On Tue, 2011-07-19 at 19:56 -0700, UbuntuNewbie wrote:
> Status update:
> I am still unable to access the "lost" pool.
> I am still hoping to have a chance at recovering, but...
> It looks as if it would be getting worse:
> - Backup: i failed for reasons, that could be called "lack of disk
> space". I tried several different attempts, each time waiting for
> almost a day to have the copy terminate (yes, even eSATA takes time,
> the data doesnt compress well). Additionally i observed, that plugging
> in drives on the eSATA bus messes up my device naming (sda, sdb, sdc,
> and so on), especially for ZFS, since i didnt yet switch to an id-
> based configuration for it (luckily, my linux had already been
> configured that way before).
> - Solaris: really impossible to run that on my PC. It was possible to
> use it inside Virtualbox (before the problem with the pool was there).
> I am aware of the possibility to use virtualbox on a real disk. I have
> done so earlier from Windows. But i am not willing to take such risks
> with my pool at stake on a system, i am still learning to use (Ubuntu
> is still a new OS for me).
> - In between I attempted to use the -fF suggestion
> That is, when new information turned up:
> At first, zpool status gave something like "import failed due to a
> missing label".
> When i tried to force (-fF), i got "...failed... I/O-Error"
> As i didnt want to come back here without veryfying that...
> I created another pool on a spare partition of the same disk having
> ALMOST the same size, turned compression on for a new filesystem on
> and started to dd...
> i could see some progress (the compression factor about 1.3 should
> have been enough to get the data over onto the new pool)

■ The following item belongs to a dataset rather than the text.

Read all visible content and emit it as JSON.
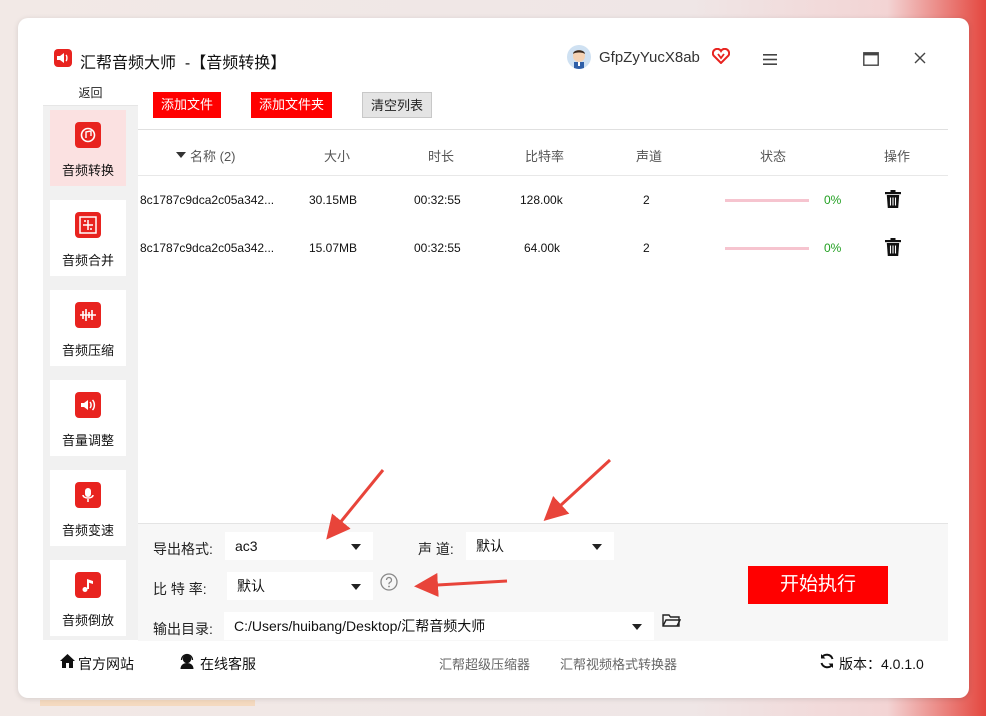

> when i came back... the system had rebooted! (by itself), the NEW pool
> did not import, the error message being:
> "The pool metadata is corrupted and the pool cannot be opened.
> Recovery is possible, but will result in some data loss. Returning the
> pool to its state as of (1 hour ago) should correct the problem.
> Approximately 1 second of data must be discarded, irreversiibly.
> Recovery can be attempted by executing 'zpool clear -F TANK2' . A
> scrub of the pool is strongly recommended after recovery."
> And the status reveals: 2 checksum errors (corrupted data) on the new
> pool while 8 (!) on the underlying device.
> That is where i left, as it indicates to me, that there ought to be a
> serious problem with the software/hardware, i am using at present, and
> the enjoyment diminishes day by day. Are you guys running the last zfs
> updates without problems?
> Am I really the only one?
> Brian Behlendorf schrieb:
> > You should be able to recover your pool by importing it with the -F
> > option.  This will rollback your pool a few seconds/minutes to a point
> > in the past where the meta data was consistent.
> >
> > zpool import -fF tank
> >
> > This sort of damage can occur if your system crashes and the disks are
> > not properly honoring cache flush commands.  Lots of consumer grade
> > hardware can suffer from this sort of problem.  If you know your
> > hardware has this problem consider disabling the disk write back caches.
> I understand, but wouldnt know how to do it. If at all i could verify
> that being the cause...
> > It will cost performance but improve your data integrity.
> >
> > > Steve Costaras schrieb:
> > > > As for your issue specifically:
> > > > - First thing fix your PC for stability.
> when the dd led to a reboot, there wasnt much else running (except an
> empty desktop)
> As I have 16 GB ram, i believe, zfs runs into some problem which leads
> to the reboot. i could see the ram getting used more and more before i
> left...
> > > > - Third, if possible would be to create 1:1 bit copies of all your ZFS drives so you can always get back to your starting point.:
> > > >  dd if=/dev/{disk} of=/mnt/{disk}.img bs=512 conv=noerror,sync
> > > >  (bs=4096 if you have ashift=12/newer AFT drive).
> > >
> > > working on this right now
> see above
> > > thanks for those hints. will give feedback on how it went.